ClairS - a deep-learning method for long-read somatic small variant calling
BSD 3-Clause "New" or "Revised" License
67 stars 7 forks source link

add v4.3.0 model for clair3 params #19

Closed bakeronit closed 5 months ago

bakeronit commented 7 months ago

Hi, can you add the option to use the latest clair3 model for germline variant elimination? Thank you.

zhengzhenxian commented 7 months ago

Hi, @bakeronit

The Clair3 model option (--clair3_model_path) is provided as an experimental option, please kindly keep in mind to use the correct ClairS model with the correspond Clair3 model to get reliable results, thanks!

Zhenxian

bakeronit commented 7 months ago

Oh, yes. So you mean I have to use the v4.3.0 model for clairS to match with the clair3 v4.3.0 (if I did basecalling with v4.3.0 model)?

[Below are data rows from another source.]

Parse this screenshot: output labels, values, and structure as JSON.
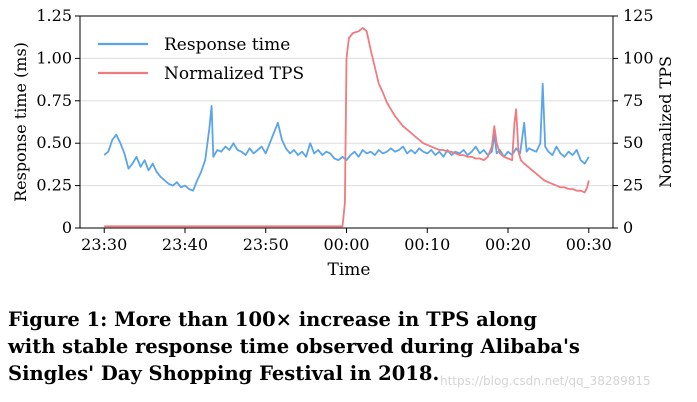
{
  "chart_data": {
    "type": "line",
    "xlabel": "Time",
    "ylabel_left": "Response time (ms)",
    "ylabel_right": "Normalized TPS",
    "x_tick_labels": [
      "23:30",
      "23:40",
      "23:50",
      "00:00",
      "00:10",
      "00:20",
      "00:30"
    ],
    "x_tick_minutes": [
      -30,
      -20,
      -10,
      0,
      10,
      20,
      30
    ],
    "xlim": [
      -33,
      33
    ],
    "ylim_left": [
      0,
      1.25
    ],
    "ylim_right": [
      0,
      125
    ],
    "y_left_ticks": [
      "0",
      "0.25",
      "0.50",
      "0.75",
      "1.00",
      "1.25"
    ],
    "y_right_ticks": [
      "0",
      "25",
      "50",
      "75",
      "100",
      "125"
    ],
    "grid": true,
    "legend_position": "upper-left",
    "series": [
      {
        "name": "Response time",
        "axis": "left",
        "color": "#5aa5e8",
        "points": [
          [
            -30,
            0.43
          ],
          [
            -29.5,
            0.45
          ],
          [
            -29,
            0.52
          ],
          [
            -28.5,
            0.55
          ],
          [
            -28,
            0.5
          ],
          [
            -27.5,
            0.44
          ],
          [
            -27,
            0.35
          ],
          [
            -26.5,
            0.38
          ],
          [
            -26,
            0.42
          ],
          [
            -25.5,
            0.36
          ],
          [
            -25,
            0.4
          ],
          [
            -24.5,
            0.34
          ],
          [
            -24,
            0.38
          ],
          [
            -23.5,
            0.33
          ],
          [
            -23,
            0.3
          ],
          [
            -22.5,
            0.28
          ],
          [
            -22,
            0.26
          ],
          [
            -21.5,
            0.25
          ],
          [
            -21,
            0.27
          ],
          [
            -20.5,
            0.24
          ],
          [
            -20,
            0.25
          ],
          [
            -19.5,
            0.23
          ],
          [
            -19,
            0.22
          ],
          [
            -18.5,
            0.28
          ],
          [
            -18,
            0.33
          ],
          [
            -17.5,
            0.4
          ],
          [
            -17,
            0.58
          ],
          [
            -16.7,
            0.72
          ],
          [
            -16.5,
            0.42
          ],
          [
            -16,
            0.46
          ],
          [
            -15.5,
            0.45
          ],
          [
            -15,
            0.48
          ],
          [
            -14.5,
            0.46
          ],
          [
            -14,
            0.5
          ],
          [
            -13.5,
            0.46
          ],
          [
            -13,
            0.45
          ],
          [
            -12.5,
            0.43
          ],
          [
            -12,
            0.47
          ],
          [
            -11.5,
            0.44
          ],
          [
            -11,
            0.46
          ],
          [
            -10.5,
            0.48
          ],
          [
            -10,
            0.44
          ],
          [
            -9.5,
            0.5
          ],
          [
            -9,
            0.56
          ],
          [
            -8.5,
            0.62
          ],
          [
            -8,
            0.52
          ],
          [
            -7.5,
            0.47
          ],
          [
            -7,
            0.44
          ],
          [
            -6.5,
            0.46
          ],
          [
            -6,
            0.43
          ],
          [
            -5.5,
            0.45
          ],
          [
            -5,
            0.42
          ],
          [
            -4.5,
            0.5
          ],
          [
            -4,
            0.44
          ],
          [
            -3.5,
            0.46
          ],
          [
            -3,
            0.43
          ],
          [
            -2.5,
            0.45
          ],
          [
            -2,
            0.44
          ],
          [
            -1.5,
            0.41
          ],
          [
            -1,
            0.4
          ],
          [
            -0.5,
            0.42
          ],
          [
            0,
            0.4
          ],
          [
            0.5,
            0.43
          ],
          [
            1,
            0.45
          ],
          [
            1.5,
            0.42
          ],
          [
            2,
            0.46
          ],
          [
            2.5,
            0.44
          ],
          [
            3,
            0.45
          ],
          [
            3.5,
            0.43
          ],
          [
            4,
            0.46
          ],
          [
            4.5,
            0.44
          ],
          [
            5,
            0.45
          ],
          [
            5.5,
            0.47
          ],
          [
            6,
            0.45
          ],
          [
            6.5,
            0.46
          ],
          [
            7,
            0.48
          ],
          [
            7.5,
            0.44
          ],
          [
            8,
            0.46
          ],
          [
            8.5,
            0.44
          ],
          [
            9,
            0.47
          ],
          [
            9.5,
            0.45
          ],
          [
            10,
            0.44
          ],
          [
            10.5,
            0.46
          ],
          [
            11,
            0.43
          ],
          [
            11.5,
            0.45
          ],
          [
            12,
            0.42
          ],
          [
            12.5,
            0.46
          ],
          [
            13,
            0.43
          ],
          [
            13.5,
            0.45
          ],
          [
            14,
            0.44
          ],
          [
            14.5,
            0.46
          ],
          [
            15,
            0.43
          ],
          [
            15.5,
            0.45
          ],
          [
            16,
            0.48
          ],
          [
            16.5,
            0.44
          ],
          [
            17,
            0.46
          ],
          [
            17.5,
            0.43
          ],
          [
            18,
            0.45
          ],
          [
            18.3,
            0.55
          ],
          [
            18.6,
            0.44
          ],
          [
            19,
            0.46
          ],
          [
            19.5,
            0.42
          ],
          [
            20,
            0.45
          ],
          [
            20.5,
            0.43
          ],
          [
            21,
            0.47
          ],
          [
            21.5,
            0.44
          ],
          [
            22,
            0.62
          ],
          [
            22.3,
            0.45
          ],
          [
            22.6,
            0.47
          ],
          [
            23,
            0.46
          ],
          [
            23.5,
            0.45
          ],
          [
            24,
            0.5
          ],
          [
            24.3,
            0.85
          ],
          [
            24.6,
            0.48
          ],
          [
            25,
            0.45
          ],
          [
            25.5,
            0.43
          ],
          [
            26,
            0.48
          ],
          [
            26.5,
            0.44
          ],
          [
            27,
            0.42
          ],
          [
            27.5,
            0.45
          ],
          [
            28,
            0.43
          ],
          [
            28.5,
            0.46
          ],
          [
            29,
            0.4
          ],
          [
            29.5,
            0.38
          ],
          [
            30,
            0.42
          ]
        ]
      },
      {
        "name": "Normalized TPS",
        "axis": "right",
        "color": "#f07a7f",
        "points": [
          [
            -30,
            1
          ],
          [
            -10,
            1
          ],
          [
            -1,
            1
          ],
          [
            -0.5,
            1
          ],
          [
            -0.2,
            15
          ],
          [
            0,
            100
          ],
          [
            0.3,
            112
          ],
          [
            0.8,
            115
          ],
          [
            1.5,
            116
          ],
          [
            2,
            118
          ],
          [
            2.5,
            116
          ],
          [
            3,
            105
          ],
          [
            3.5,
            95
          ],
          [
            4,
            85
          ],
          [
            4.5,
            80
          ],
          [
            5,
            74
          ],
          [
            5.5,
            70
          ],
          [
            6,
            66
          ],
          [
            6.5,
            63
          ],
          [
            7,
            60
          ],
          [
            7.5,
            58
          ],
          [
            8,
            56
          ],
          [
            8.5,
            54
          ],
          [
            9,
            52
          ],
          [
            9.5,
            50
          ],
          [
            10,
            49
          ],
          [
            10.5,
            48
          ],
          [
            11,
            47
          ],
          [
            11.5,
            46
          ],
          [
            12,
            46
          ],
          [
            12.5,
            45
          ],
          [
            13,
            45
          ],
          [
            13.5,
            44
          ],
          [
            14,
            43
          ],
          [
            14.5,
            43
          ],
          [
            15,
            42
          ],
          [
            15.5,
            42
          ],
          [
            16,
            41
          ],
          [
            16.5,
            41
          ],
          [
            17,
            40
          ],
          [
            17.5,
            42
          ],
          [
            18,
            48
          ],
          [
            18.3,
            60
          ],
          [
            18.6,
            50
          ],
          [
            19,
            44
          ],
          [
            19.5,
            42
          ],
          [
            20,
            41
          ],
          [
            20.5,
            40
          ],
          [
            20.8,
            62
          ],
          [
            21,
            70
          ],
          [
            21.3,
            45
          ],
          [
            21.6,
            40
          ],
          [
            22,
            38
          ],
          [
            22.5,
            36
          ],
          [
            23,
            34
          ],
          [
            23.5,
            32
          ],
          [
            24,
            30
          ],
          [
            24.5,
            28
          ],
          [
            25,
            27
          ],
          [
            25.5,
            26
          ],
          [
            26,
            25
          ],
          [
            26.5,
            24
          ],
          [
            27,
            24
          ],
          [
            27.5,
            23
          ],
          [
            28,
            23
          ],
          [
            28.5,
            22
          ],
          [
            29,
            22
          ],
          [
            29.5,
            21
          ],
          [
            29.8,
            24
          ],
          [
            30,
            28
          ]
        ]
      }
    ]
  },
  "caption": {
    "line1": "Figure 1: More than 100× increase in TPS along",
    "line2": "with stable response time observed during Alibaba's",
    "line3": "Singles' Day Shopping Festival in 2018."
  },
  "watermark": "https://blog.csdn.net/qq_38289815"
}
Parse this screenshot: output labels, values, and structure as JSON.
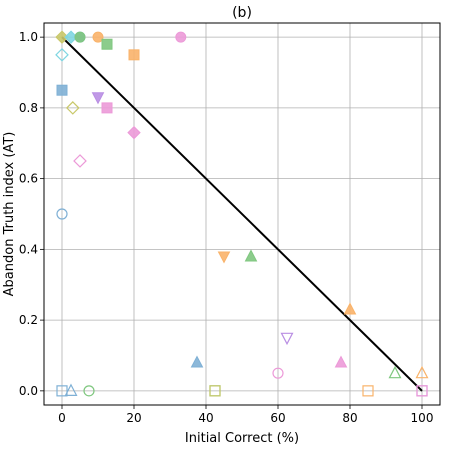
{
  "chart_data": {
    "type": "scatter",
    "title": "(b)",
    "xlabel": "Initial Correct (%)",
    "ylabel": "Abandon Truth index (AT)",
    "xlim": [
      -5,
      105
    ],
    "ylim": [
      -0.04,
      1.04
    ],
    "xticks": [
      0,
      20,
      40,
      60,
      80,
      100
    ],
    "yticks": [
      0.0,
      0.2,
      0.4,
      0.6,
      0.8,
      1.0
    ],
    "xtick_labels": [
      "0",
      "20",
      "40",
      "60",
      "80",
      "100"
    ],
    "ytick_labels": [
      "0.0",
      "0.2",
      "0.4",
      "0.6",
      "0.8",
      "1.0"
    ],
    "grid": true,
    "colors": {
      "blue": "#7fb0d5",
      "orange": "#f9b36a",
      "green": "#7fc77f",
      "purple": "#b98ee3",
      "pink": "#ec9ad8",
      "olive": "#c9c86a",
      "cyan": "#7fd6e2",
      "line": "#000000"
    },
    "trend_line": {
      "x": [
        0,
        100
      ],
      "y": [
        1.0,
        0.0
      ]
    },
    "points": [
      {
        "x": 0,
        "y": 1.0,
        "marker": "diamond",
        "color": "olive",
        "filled": true
      },
      {
        "x": 2.5,
        "y": 1.0,
        "marker": "diamond",
        "color": "cyan",
        "filled": true
      },
      {
        "x": 5,
        "y": 1.0,
        "marker": "circle",
        "color": "blue",
        "filled": true
      },
      {
        "x": 5,
        "y": 1.0,
        "marker": "circle",
        "color": "green",
        "filled": true
      },
      {
        "x": 10,
        "y": 1.0,
        "marker": "circle",
        "color": "orange",
        "filled": true
      },
      {
        "x": 12.5,
        "y": 0.98,
        "marker": "square",
        "color": "green",
        "filled": true
      },
      {
        "x": 20,
        "y": 0.95,
        "marker": "square",
        "color": "orange",
        "filled": true
      },
      {
        "x": 33,
        "y": 1.0,
        "marker": "circle",
        "color": "pink",
        "filled": true
      },
      {
        "x": 0,
        "y": 0.95,
        "marker": "diamond",
        "color": "cyan",
        "filled": false
      },
      {
        "x": 0,
        "y": 0.85,
        "marker": "square",
        "color": "blue",
        "filled": true
      },
      {
        "x": 10,
        "y": 0.83,
        "marker": "triangle-down",
        "color": "purple",
        "filled": true
      },
      {
        "x": 12.5,
        "y": 0.8,
        "marker": "square",
        "color": "pink",
        "filled": true
      },
      {
        "x": 3,
        "y": 0.8,
        "marker": "diamond",
        "color": "olive",
        "filled": false
      },
      {
        "x": 20,
        "y": 0.73,
        "marker": "diamond",
        "color": "pink",
        "filled": true
      },
      {
        "x": 5,
        "y": 0.65,
        "marker": "diamond",
        "color": "pink",
        "filled": false
      },
      {
        "x": 0,
        "y": 0.5,
        "marker": "circle",
        "color": "blue",
        "filled": false
      },
      {
        "x": 45,
        "y": 0.38,
        "marker": "triangle-down",
        "color": "orange",
        "filled": true
      },
      {
        "x": 52.5,
        "y": 0.38,
        "marker": "triangle",
        "color": "green",
        "filled": true
      },
      {
        "x": 80,
        "y": 0.23,
        "marker": "triangle",
        "color": "orange",
        "filled": true
      },
      {
        "x": 62.5,
        "y": 0.15,
        "marker": "triangle-down",
        "color": "purple",
        "filled": false
      },
      {
        "x": 37.5,
        "y": 0.08,
        "marker": "triangle",
        "color": "blue",
        "filled": true
      },
      {
        "x": 77.5,
        "y": 0.08,
        "marker": "triangle",
        "color": "pink",
        "filled": true
      },
      {
        "x": 60,
        "y": 0.05,
        "marker": "circle",
        "color": "pink",
        "filled": false
      },
      {
        "x": 92.5,
        "y": 0.05,
        "marker": "triangle",
        "color": "green",
        "filled": false
      },
      {
        "x": 100,
        "y": 0.05,
        "marker": "triangle",
        "color": "orange",
        "filled": false
      },
      {
        "x": 0,
        "y": 0.0,
        "marker": "square",
        "color": "blue",
        "filled": false
      },
      {
        "x": 2.5,
        "y": 0.0,
        "marker": "triangle",
        "color": "blue",
        "filled": false
      },
      {
        "x": 7.5,
        "y": 0.0,
        "marker": "circle",
        "color": "green",
        "filled": false
      },
      {
        "x": 42.5,
        "y": 0.0,
        "marker": "square",
        "color": "green",
        "filled": false
      },
      {
        "x": 42.5,
        "y": 0.0,
        "marker": "square",
        "color": "olive",
        "filled": false
      },
      {
        "x": 85,
        "y": 0.0,
        "marker": "square",
        "color": "orange",
        "filled": false
      },
      {
        "x": 100,
        "y": 0.0,
        "marker": "square",
        "color": "purple",
        "filled": false
      },
      {
        "x": 100,
        "y": 0.0,
        "marker": "square",
        "color": "pink",
        "filled": false
      }
    ]
  }
}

zhengzhenxian commented 7 months ago

The Clair3 v4.3.0 model (r1041_e82_400bps_sup_v430) should be the latest model trained by ONT? As I found the details here. The sequencing chemistry used is R10.4.1 E8.2 (5kHz).

So, you can use the -p ont_r10_dorado_5khz to use the corresponding ClairS model for it, the model was also trained using the same chemistry as Clair3 v4.3.0 model, more detail is listed here.

bakeronit commented 7 months ago

Yes, I got it from Rerio. I'll have a try, thanks.

bakeronit commented 7 months ago

Hi, I would like to add up here. I noticed you have the new update v0.1.7 with the hac and sup model for ont data called with v420. I tried the latest clairS run with ont_r10_dorado_sup_5khz and with clair3 model r1041_e82_400bps_sup_v430 (my data was base called with v430). I did find much better recall rates but lower precision.

I am wondering if this is caused by unmatched clairS-clair3 models. and are we expecting an ont_r10_dorado_sup_5khz_v430 soon?

we do appreciate the higher recall, but curious why using the previous ont_r10_dorado_5khz in clairS ends with better precision?

Thank you

zhengzhenxian commented 7 months ago

The two Clair3 germline models were trained using the same datasets. However, the v430 model specifically benefits from additional training data compared to v420, particularly in high-coverage and low-coverage scenarios.

Hence, I am afraid we will not release an "updated" ont_r10_dorado_sup_5khz_v430 model as we are also using the same training data for somatic model. The primary distinction between the result lies in the germline phasing results themselves. We recommend you select the appropriate model for your data.